Per questo per noi essere qui oggi è un evento di festa, di gioia profonda, non nascondendo il dolore del distacco umano. Penso in particolare a Paolo, ricordando con emozione quando abbiamo celebrato qui il 50° del vostro matrimonio. Siete stati veramente vicini sempre, nella gioia e nel dolore, nella salute e nella malattia, dando a tutti noi una bellissima testimonianza di fedeltà.
Siamo nel tempo di Pasqua. Gesù è risorto! Così scriveva Mariangela in un editoriale di “Ombre e Luci” di quattro anni fa:
“Quella morte che può farci paura, addolorarci, renderci mesti… non ha più l’ultima parola. Che cosa sarebbe il nostro arrancare faticoso dietro Gesù senza la certezza della risurrezione? Ecco perché allora i fiori di pesco ci invitano ad alzare la testa, a ridestarci accompagnati dal risveglio della natura a ritrovare quella speranza che tanto spesso ci abbandona.

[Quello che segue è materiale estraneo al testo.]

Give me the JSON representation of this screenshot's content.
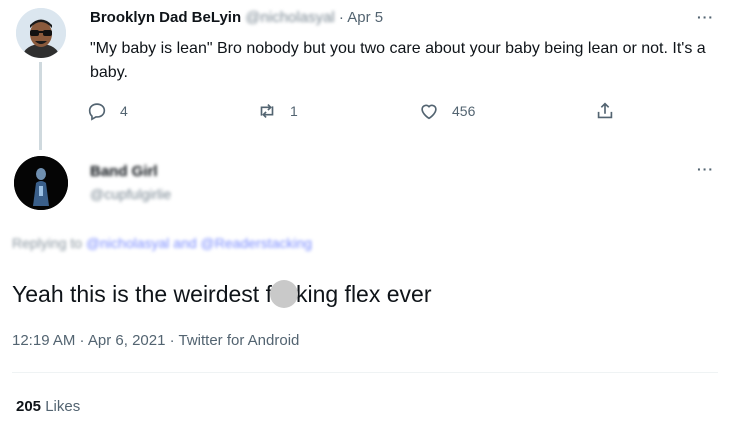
{
  "parent_tweet": {
    "author_name": "Brooklyn Dad BeLyin",
    "author_handle": "@nicholasyal",
    "separator": "·",
    "date": "Apr 5",
    "more_icon": "···",
    "text": "\"My baby is lean\" Bro nobody but you two care about your baby being lean or not. It's a baby.",
    "actions": {
      "reply_count": "4",
      "retweet_count": "1",
      "like_count": "456"
    }
  },
  "reply_tweet": {
    "author_name": "Band Girl",
    "author_handle": "@cupfulgirlie",
    "more_icon": "···",
    "replying_prefix": "Replying to",
    "replying_to": "@nicholasyal and @Readerstacking",
    "text_before": "Yeah this is the weirdest f",
    "text_after": "king flex ever",
    "timestamp": "12:19 AM · Apr 6, 2021 · Twitter for Android",
    "likes_count": "205",
    "likes_label": "Likes"
  },
  "colors": {
    "text": "#0f1419",
    "muted": "#536471",
    "link": "#7a8cff",
    "thread_line": "#cfd9de"
  }
}
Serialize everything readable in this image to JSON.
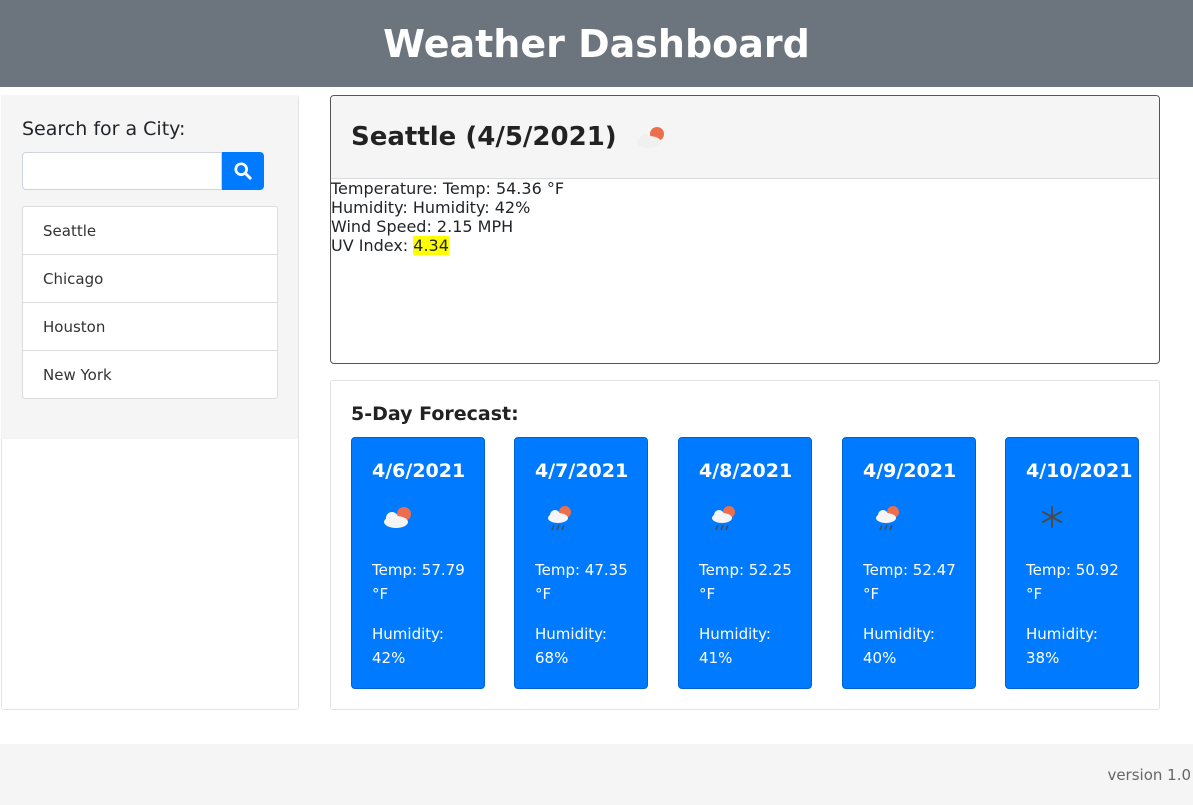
{
  "header": {
    "title": "Weather Dashboard"
  },
  "sidebar": {
    "label": "Search for a City:",
    "search_value": "",
    "search_placeholder": "",
    "cities": [
      "Seattle",
      "Chicago",
      "Houston",
      "New York"
    ]
  },
  "current": {
    "title": "Seattle (4/5/2021)",
    "icon": "cloud-sun-icon",
    "temperature_label": "Temperature: Temp: 54.36 °F",
    "humidity_label": "Humidity: Humidity: 42%",
    "wind_label": "Wind Speed: 2.15 MPH",
    "uv_label": "UV Index: ",
    "uv_value": "4.34",
    "uv_color": "#ffff00"
  },
  "forecast": {
    "title": "5-Day Forecast:",
    "days": [
      {
        "date": "4/6/2021",
        "icon": "cloud-sun-icon",
        "temp": "Temp: 57.79 °F",
        "humidity": "Humidity: 42%"
      },
      {
        "date": "4/7/2021",
        "icon": "rain-sun-icon",
        "temp": "Temp: 47.35 °F",
        "humidity": "Humidity: 68%"
      },
      {
        "date": "4/8/2021",
        "icon": "rain-sun-icon",
        "temp": "Temp: 52.25 °F",
        "humidity": "Humidity: 41%"
      },
      {
        "date": "4/9/2021",
        "icon": "rain-sun-icon",
        "temp": "Temp: 52.47 °F",
        "humidity": "Humidity: 40%"
      },
      {
        "date": "4/10/2021",
        "icon": "snowflake-icon",
        "temp": "Temp: 50.92 °F",
        "humidity": "Humidity: 38%"
      }
    ]
  },
  "footer": {
    "version": "version 1.0"
  },
  "colors": {
    "header": "#6c757d",
    "accent": "#007bff"
  }
}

“L’inverno è passato”, “Io faccio nuove tutte le cose”. E il volo delle rondini nel cielo ritornato sereno, ci invitano a quella gioia profonda così rara a vedersi sui nostri volti, piegati così come sono verso la terra con tutti i suoi superflui richiami.
Sì, il Signore è risorto, è veramente risorto! Ritroviamo insieme con coraggio, con fede, con speranza, il desiderio di continuare il nostro cammino che, seppur duro e faticoso, incerto e dubbioso, se resterà intimamente unito alla passione e risurrezione di Gesù, ci porterà fin d’ora la vera gioia…”.
Così Mariangela sottolineava le immagini pasquali della resurrezione – il pesco, le rondini – rammaricandosi, nel seguito dell’articolo, perché le nuove generazioni avessero perduto la poesia dell’atmosfera pasquale.
C’è un senso di gioia, di certezza. Dio non ci delude. Noi siamo qui perché Gesù è morto ed è risorto. Noi non celebriamo mai la morte, ma la certezza della Resurrezione e la Gioia della Vita eterna. Mariangela ha sperimentato questa Vera Gioia e l’ha fatta sperimentare: nella famiglia, nella prova, prova che si è trasformata in servizio; Amore che si è fatto Tenerezza, perché c’è Forza nella Tenerezza. È quanto è successo a lei, da quando, per un disegno provvidenziale, il suo cammino ha incrociato quello di Jean Vanier e, possiamo dirlo, Foi et Lumiere è diventata Fede e Luce. Da quel momento in tanti, soprattutto quelli considerati ultimi, sono diventati i primi: i piccoli hanno trovato una famiglia, qui oggi ben rappresentata.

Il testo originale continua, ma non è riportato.